You are correct. I keep falling back to thinking the "MegaRAID" way where I have the drives mirrored at the controller level and then partitioned at the software level. The /proc/mdstat reports:
Personalities : [raid0] [raid1] md1 : active raid1 sde2[1] sda2[2](F) 8193024 blocks [2/1] [_U]
md2 : active raid1 sde3[1] sda3[2](F) 2048192 blocks [2/1] [_U]
md3 : active raid1 sde5[1] sda5[2](F) 25085376 blocks [2/1] [_U]
md4 : active raid1 sdf1[1] sdb1[0] 35840896 blocks [2/2] [UU]
md5 : active raid1 sdg1[1] sdc1[0] 35840896 blocks [2/2] [UU]
md6 : active raid1 sdh1[1] sdd1[0] 35840896 blocks [2/2] [UU]
md7 : active raid0 sdn1[5] sdm1[4] sdl1[3] sdk1[2] sdj1[1] sdi1[0] 213261312 blocks 256k chunks
md0 : active raid1 sde1[1] sda1[2](F) 513984 blocks [2/1] [_U]
OK, you just have to replace the drive, fdisk matching partitions on it ("fdisk -l /dev/sde" will show the sizes you need), then use mdadm --add /dev/md? /dev/sda? for each one to add the missing partition back. Then reinstall grub on the drive.
You have an odd combination of drives... Normally you would want to mirror the partitions on the first 2 disks and install grub on both, in which case the system would still boot. Some of the more sophisticated controllers can boot from more than the first 2, though. Anyway, you should be able to boot from your install CD with 'linux rescue' at the boot prompt and get to a point where you can fix things.
The odd combination of drives was actually intentional on my part. The idea was to provide "separation" between the mirrors. While I did not have separate controllers I thought that using the separate channels on the common controller might provide a shade more resiliency. It was my first attempt at setting up mirrored pairs on a non-MegaRAID SCSI controller. Live and learn!
The controller might let you boot from the 2nd channel - and if that's the case you could install grub on /dev/sde before shutting down, adjust the controller bios, and still be able to boot. The catch is that you won't know if it will work until after you shut down..
I will read up on the "linux rescue" so, if I have to fallback on this method, I will be able to have a firm plan in place before I start the work.

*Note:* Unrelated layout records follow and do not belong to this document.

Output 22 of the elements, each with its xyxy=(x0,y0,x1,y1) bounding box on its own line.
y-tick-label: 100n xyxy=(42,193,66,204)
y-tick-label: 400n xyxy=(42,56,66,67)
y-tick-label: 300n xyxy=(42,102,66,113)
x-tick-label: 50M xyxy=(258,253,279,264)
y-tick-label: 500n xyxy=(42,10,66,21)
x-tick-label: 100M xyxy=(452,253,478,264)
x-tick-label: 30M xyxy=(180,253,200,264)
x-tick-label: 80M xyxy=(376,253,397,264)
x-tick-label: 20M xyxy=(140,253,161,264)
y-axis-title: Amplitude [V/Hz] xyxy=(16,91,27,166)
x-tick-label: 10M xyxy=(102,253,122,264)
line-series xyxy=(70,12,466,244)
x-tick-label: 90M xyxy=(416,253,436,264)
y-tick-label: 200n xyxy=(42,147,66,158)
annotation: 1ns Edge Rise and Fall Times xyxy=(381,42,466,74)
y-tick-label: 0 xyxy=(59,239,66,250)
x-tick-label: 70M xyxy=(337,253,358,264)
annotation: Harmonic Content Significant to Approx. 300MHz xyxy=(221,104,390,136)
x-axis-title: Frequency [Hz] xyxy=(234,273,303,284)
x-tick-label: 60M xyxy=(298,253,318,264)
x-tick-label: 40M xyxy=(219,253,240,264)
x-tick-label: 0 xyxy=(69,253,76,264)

The only tricky part is what happens to the drive names if you boot with /dev/sda broken (depending on the failure mode) or missing. If the controller doesn't see it, all of the other drive names will shift up. This normally won't affect md device detection, but you may have a non md device mentioned in /etc/fstab, especially for swap devices.
This particular system is our primary development system and does not get all the "fancy" hardware that our production systems do. I have configured the production systems using only the MegaRAID controllers and there it is a "no brainer" to replace failed drives - just swap the drive and away you go.
It isn't that complicated to fdisk a partition and mdadm --add it, and with software raid1 you gain the ability to plug any remaining single drive into any vendor's scsi controller and access the data.